Par un mémoire en défense, enregistré le 17 janvier 2025, le garde des sceaux, ministre de la justice, conclut au rejet de la requête.
Il soutient que :
— la requête est irrecevable dès lors que la décision attaquée est une mesure d’ordre intérieur ;
— les moyens soulevés par M. B ne sont pas fondés.
Par une décision du 26 février 2024 du bureau d’aide juridictionnelle près le tribunal judiciaire de Dijon, M. B a été admis au bénéfice de l’aide juridictionnelle totale.
Vu les autres pièces du dossier.
Vu :
— le code pénitentiaire ;
— la loi n° 91-647 du 10 juillet 1991 ;
— le code de justice administrative.
Les parties ont été régulièrement averties du jour de l’audience.
Ont été entendus au cours de l’audience publique :
— le rapport de M. Hamza Cherief,
— et les conclusions de M. Thierry Bataillard, rapporteur public.
Considérant ce qui suit :
1. M. B, écroué le 2 octobre 2018, a été incarcéré au centre de détention de Joux-la-Ville du 19 avril 2022 au 30 avril 2024. Le 10 novembre 2023, par le biais d’un bon de cantine exceptionnel, il s’est vu refuser l’achat en détention d’un poste de télévision. M. B, a formé, le 30 novembre 2023, un recours gracieux à l’encontre de cette décision. En raison du silence gardé par l’administration, une décision implicite de rejet est née le 30 janvier 2024. M. B demande au tribunal l’annulation de ces deux décisions.
Sur les conclusions à fin d’annulation :
2. Aux termes de l’article R. 332-44 du code pénitentiaire : « Les objets et vêtements laissés habituellement en la possession des personnes détenues peuvent leur être retirés, pour des motifs de sécurité, contre la remise d’autres objets propres à assurer la sécurité ou contre une dotation de protection d’urgence. Les objets personnels retirés sont déposés au vestiaire. Ils sont restitués aux personnes détenues à leur sortie. Les personnes détenues peuvent demander à se défaire de leurs objets personnels dans les conditions prévues par les dispositions de l’article R. 332-38 ».

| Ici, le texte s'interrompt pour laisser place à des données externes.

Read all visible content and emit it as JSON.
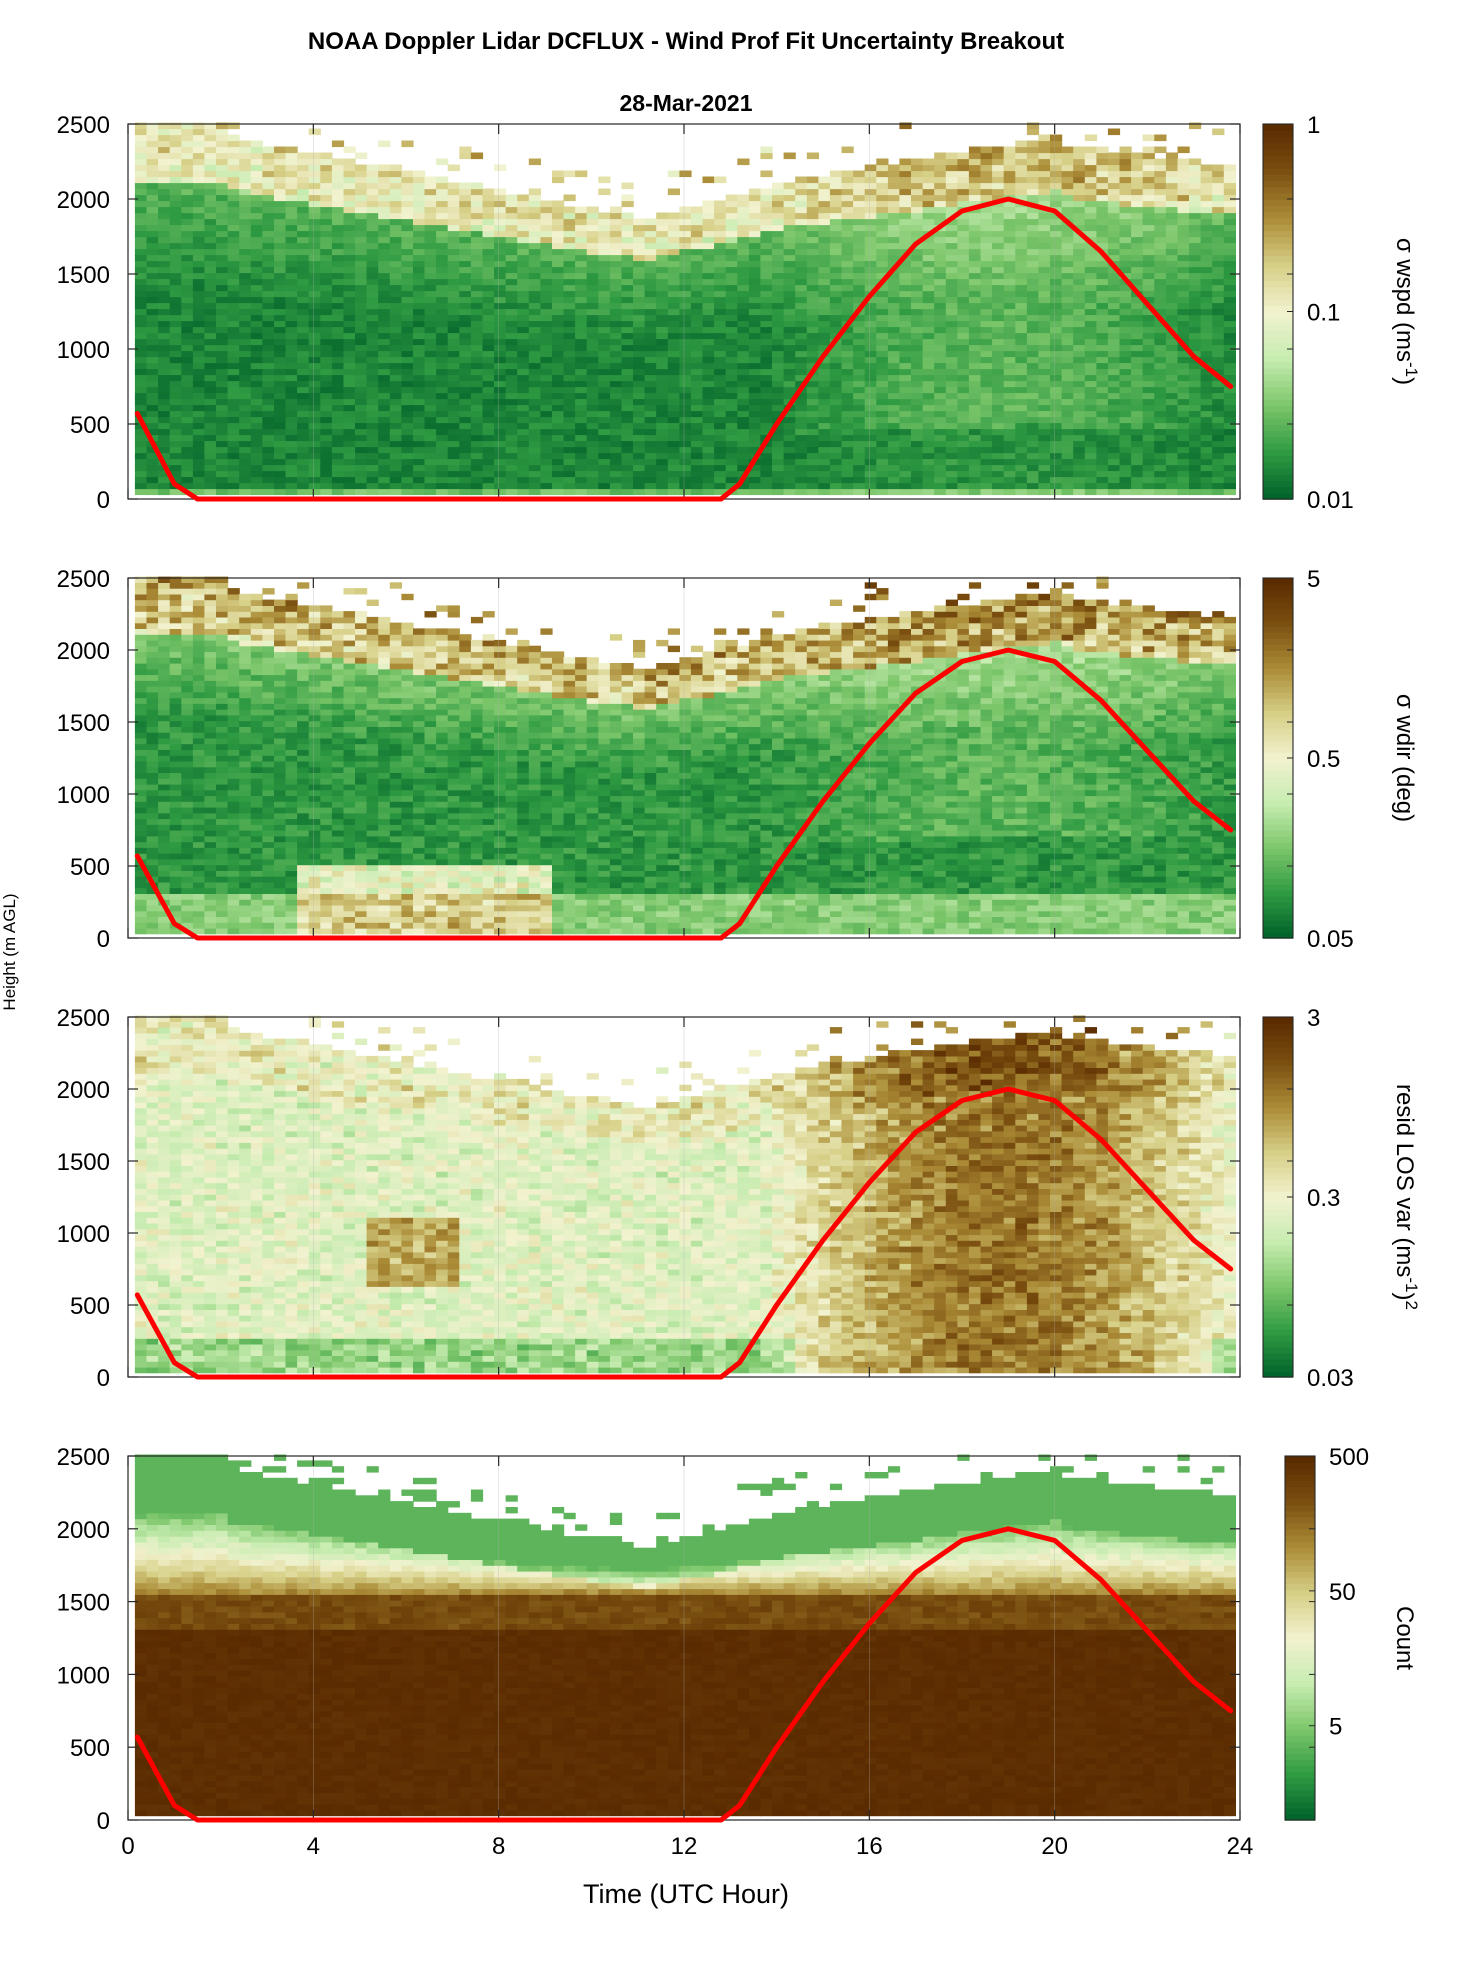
{
  "figure": {
    "title": "NOAA Doppler Lidar DCFLUX - Wind Prof Fit Uncertainty Breakout",
    "date_title": "28-Mar-2021",
    "xlabel": "Time (UTC Hour)",
    "ylabel": "Height (m AGL)"
  },
  "colors": {
    "sun_line": "#ff0000",
    "colormap": [
      "#00602a",
      "#2e9a42",
      "#7cc66a",
      "#c6ecb0",
      "#f2f2cf",
      "#d6cf86",
      "#ab8c37",
      "#7a4f10",
      "#5a2a00"
    ]
  },
  "chart_data": [
    {
      "type": "heatmap",
      "name": "sigma_wspd",
      "xlabel": "Time (UTC Hour)",
      "ylabel": "Height (m AGL)",
      "xlim": [
        0,
        24
      ],
      "ylim": [
        0,
        2500
      ],
      "x_ticks": [
        0,
        4,
        8,
        12,
        16,
        20,
        24
      ],
      "y_ticks": [
        0,
        500,
        1000,
        1500,
        2000,
        2500
      ],
      "colorbar": {
        "label_parts": [
          "σ wspd (ms",
          "-1",
          ")"
        ],
        "scale": "log",
        "range": [
          0.01,
          1
        ],
        "tick_values": [
          0.01,
          0.1,
          1
        ],
        "tick_labels": [
          "0.01",
          "0.1",
          "1"
        ]
      },
      "field_description": "mostly green (0.01–0.1) below ~1500 m, lighter near data-top, sparse tan/brown pixels above ~2000 m"
    },
    {
      "type": "heatmap",
      "name": "sigma_wdir",
      "xlabel": "Time (UTC Hour)",
      "ylabel": "Height (m AGL)",
      "xlim": [
        0,
        24
      ],
      "ylim": [
        0,
        2500
      ],
      "x_ticks": [
        0,
        4,
        8,
        12,
        16,
        20,
        24
      ],
      "y_ticks": [
        0,
        500,
        1000,
        1500,
        2000,
        2500
      ],
      "colorbar": {
        "label_parts": [
          "σ wdir (deg)"
        ],
        "scale": "log",
        "range": [
          0.05,
          5
        ],
        "tick_values": [
          0.05,
          0.5,
          5
        ],
        "tick_labels": [
          "0.05",
          "0.5",
          "5"
        ]
      },
      "field_description": "green mid-levels, light/tan near surface 4–8 UTC, lighter upper edge"
    },
    {
      "type": "heatmap",
      "name": "resid_los_var",
      "xlabel": "Time (UTC Hour)",
      "ylabel": "Height (m AGL)",
      "xlim": [
        0,
        24
      ],
      "ylim": [
        0,
        2500
      ],
      "x_ticks": [
        0,
        4,
        8,
        12,
        16,
        20,
        24
      ],
      "y_ticks": [
        0,
        500,
        1000,
        1500,
        2000,
        2500
      ],
      "colorbar": {
        "label_parts": [
          "resid LOS var (ms",
          "-1",
          ")",
          "2"
        ],
        "scale": "log",
        "range": [
          0.03,
          3
        ],
        "tick_values": [
          0.03,
          0.3,
          3
        ],
        "tick_labels": [
          "0.03",
          "0.3",
          "3"
        ]
      },
      "field_description": "light yellow/green nighttime, brown columns during daytime 16–24 UTC"
    },
    {
      "type": "heatmap",
      "name": "count",
      "xlabel": "Time (UTC Hour)",
      "ylabel": "Height (m AGL)",
      "xlim": [
        0,
        24
      ],
      "ylim": [
        0,
        2500
      ],
      "x_ticks": [
        0,
        4,
        8,
        12,
        16,
        20,
        24
      ],
      "y_ticks": [
        0,
        500,
        1000,
        1500,
        2000,
        2500
      ],
      "colorbar": {
        "label_parts": [
          "Count"
        ],
        "scale": "log",
        "range": [
          1,
          500
        ],
        "tick_values": [
          5,
          50,
          500
        ],
        "tick_labels": [
          "5",
          "50",
          "500"
        ]
      },
      "field_description": "saturated dark brown (~500) below ~1300 m, fading to light green above 1700 m"
    }
  ],
  "sun_elevation_curve": {
    "x": [
      0.2,
      1.0,
      1.5,
      12.8,
      13.2,
      14.0,
      15.0,
      16.0,
      17.0,
      18.0,
      19.0,
      20.0,
      21.0,
      22.0,
      23.0,
      23.8
    ],
    "y": [
      570,
      100,
      0,
      0,
      100,
      500,
      950,
      1350,
      1700,
      1920,
      2000,
      1920,
      1650,
      1300,
      950,
      750
    ]
  }
}
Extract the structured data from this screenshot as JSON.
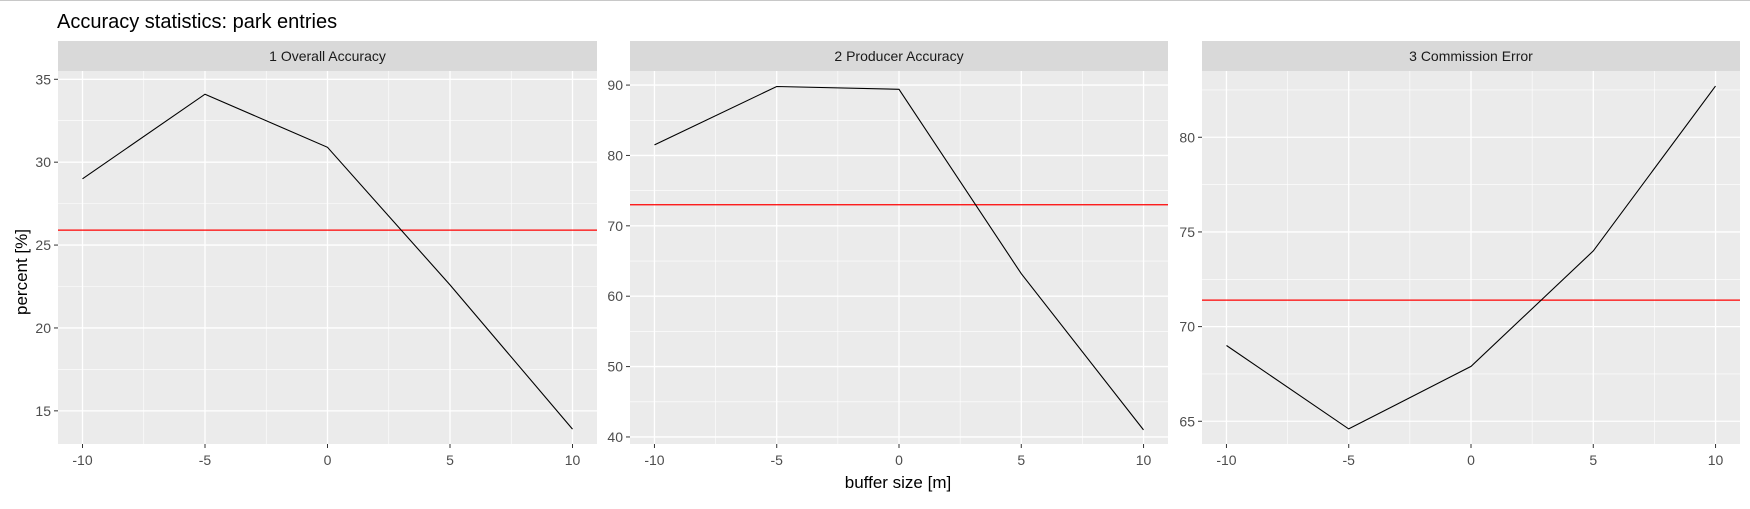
{
  "chart_data": {
    "type": "line",
    "title": "Accuracy statistics: park entries",
    "xlabel": "buffer size [m]",
    "ylabel": "percent [%]",
    "grid": true,
    "colors": {
      "line": "#000000",
      "reference_line": "#ff0000",
      "panel_bg": "#ebebeb",
      "strip_bg": "#d9d9d9",
      "grid": "#ffffff"
    },
    "panels": [
      {
        "name": "1 Overall Accuracy",
        "x": [
          -10,
          -5,
          0,
          5,
          10
        ],
        "y": [
          29.0,
          34.1,
          30.9,
          22.6,
          13.9
        ],
        "reference": 25.9,
        "xlim": [
          -11,
          11
        ],
        "ylim": [
          13,
          35.5
        ],
        "xticks": [
          -10,
          -5,
          0,
          5,
          10
        ],
        "yticks": [
          15,
          20,
          25,
          30,
          35
        ]
      },
      {
        "name": "2 Producer Accuracy",
        "x": [
          -10,
          -5,
          0,
          5,
          10
        ],
        "y": [
          81.5,
          89.8,
          89.4,
          63.2,
          41.0
        ],
        "reference": 73.0,
        "xlim": [
          -11,
          11
        ],
        "ylim": [
          39,
          92
        ],
        "xticks": [
          -10,
          -5,
          0,
          5,
          10
        ],
        "yticks": [
          40,
          50,
          60,
          70,
          80,
          90
        ]
      },
      {
        "name": "3 Commission Error",
        "x": [
          -10,
          -5,
          0,
          5,
          10
        ],
        "y": [
          69.0,
          64.6,
          67.9,
          74.0,
          82.7
        ],
        "reference": 71.4,
        "xlim": [
          -11,
          11
        ],
        "ylim": [
          63.8,
          83.5
        ],
        "xticks": [
          -10,
          -5,
          0,
          5,
          10
        ],
        "yticks": [
          65,
          70,
          75,
          80
        ]
      }
    ]
  }
}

3. Pour déterminer si une mesure prise par l’administration pénitentiaire à l’égard d’un détenu constitue un acte administratif susceptible de recours pour excès de pouvoir, il y a lieu d’apprécier sa nature et l’importance de ses effets sur la situation du détenu. Doivent être regardées comme susceptibles de recours les décisions qui portent à des libertés et des droits fondamentaux des détenus une atteinte qui excède les contraintes inhérentes à leur détention.
4. M. B demande l’annulation de la décision par laquelle le directeur du centre pénitentiaire de Joux-la-Ville a rejeté sa demande tendant à l’achat en détention d’un poste de télévision.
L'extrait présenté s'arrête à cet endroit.